November 18, 1996
Media Contact: Michael Purdy
Phone: (410) 955-8725
Mice engineered with a human gene linked to an inherited form of Alzheimer's Disease (AD) produce more of the main ingredient of a substance called amyloid found in the brains of AD patients, according to Johns Hopkins researchers.
"We found that mice with this particular mutant gene produced 50 percent more A-beta42(43), the long form of the A-beta amyloid peptide," says David Borchelt, Ph.D., an assistant Hopkins professor of pathology.
A-beta peptides are part of the protein known as amyloid-precursor protein or APP. Working with researchers at the National Cancer Institute, Borchelt, Gopal Thinakaran, Ph.D., and the Mayo Clinic's Chris Eckman, Ph.D., developed genetically engineered mice and a line of cultured cells that carry parts of a human gene for APP and human genes for another AD-related protein, presenilin-1.
The new finding, scheduled to be presented at the Society for Neuroscience's annual meeting, suggests a cascade of events in the development of AD that could be targeted for drug treatment. The study was funded by the National Institutes of Health, the National Institute on Aging and the Adler Foundation.
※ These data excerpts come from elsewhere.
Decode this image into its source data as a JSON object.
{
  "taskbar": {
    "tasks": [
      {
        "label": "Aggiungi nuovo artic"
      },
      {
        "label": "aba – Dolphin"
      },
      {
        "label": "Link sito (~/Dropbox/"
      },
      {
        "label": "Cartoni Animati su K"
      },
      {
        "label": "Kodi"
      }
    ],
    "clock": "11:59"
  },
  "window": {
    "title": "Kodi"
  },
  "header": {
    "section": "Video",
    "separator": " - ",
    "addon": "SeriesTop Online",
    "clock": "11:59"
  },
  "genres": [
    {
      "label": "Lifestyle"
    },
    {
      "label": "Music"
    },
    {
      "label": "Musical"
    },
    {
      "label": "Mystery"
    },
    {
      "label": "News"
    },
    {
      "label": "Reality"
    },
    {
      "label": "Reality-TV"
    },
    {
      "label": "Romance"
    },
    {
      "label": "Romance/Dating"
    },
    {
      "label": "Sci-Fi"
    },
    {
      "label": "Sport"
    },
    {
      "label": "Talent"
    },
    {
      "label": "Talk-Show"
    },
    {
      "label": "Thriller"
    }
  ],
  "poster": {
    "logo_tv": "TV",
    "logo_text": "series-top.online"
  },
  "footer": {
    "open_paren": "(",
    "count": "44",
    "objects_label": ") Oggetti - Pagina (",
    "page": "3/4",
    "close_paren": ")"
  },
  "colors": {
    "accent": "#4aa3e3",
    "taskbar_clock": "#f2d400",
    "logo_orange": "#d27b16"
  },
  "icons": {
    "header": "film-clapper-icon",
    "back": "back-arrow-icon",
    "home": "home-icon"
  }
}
Researchers created two types of mice: one with a normal presenilin-1 gene and one with a mutated presenilin-1 gene. Mutations in presenilin-1 and a related protein, presenilin-2, are linked to FAD, which strikes patients unusually early in life.
"We think presenilin-1 somehow regulates the process that chops up APP and produces A-beta peptides," says Borchelt.
"This is an exciting discovery because it gives us a tool to explore the mechanisms by which cells produce amyloid peptides," says Thinakaran.
Borchelt and his colleagues plan to monitor the mice, now seven months old, for characteristics and symptoms of AD, and for the links between presenilin-1 and APP.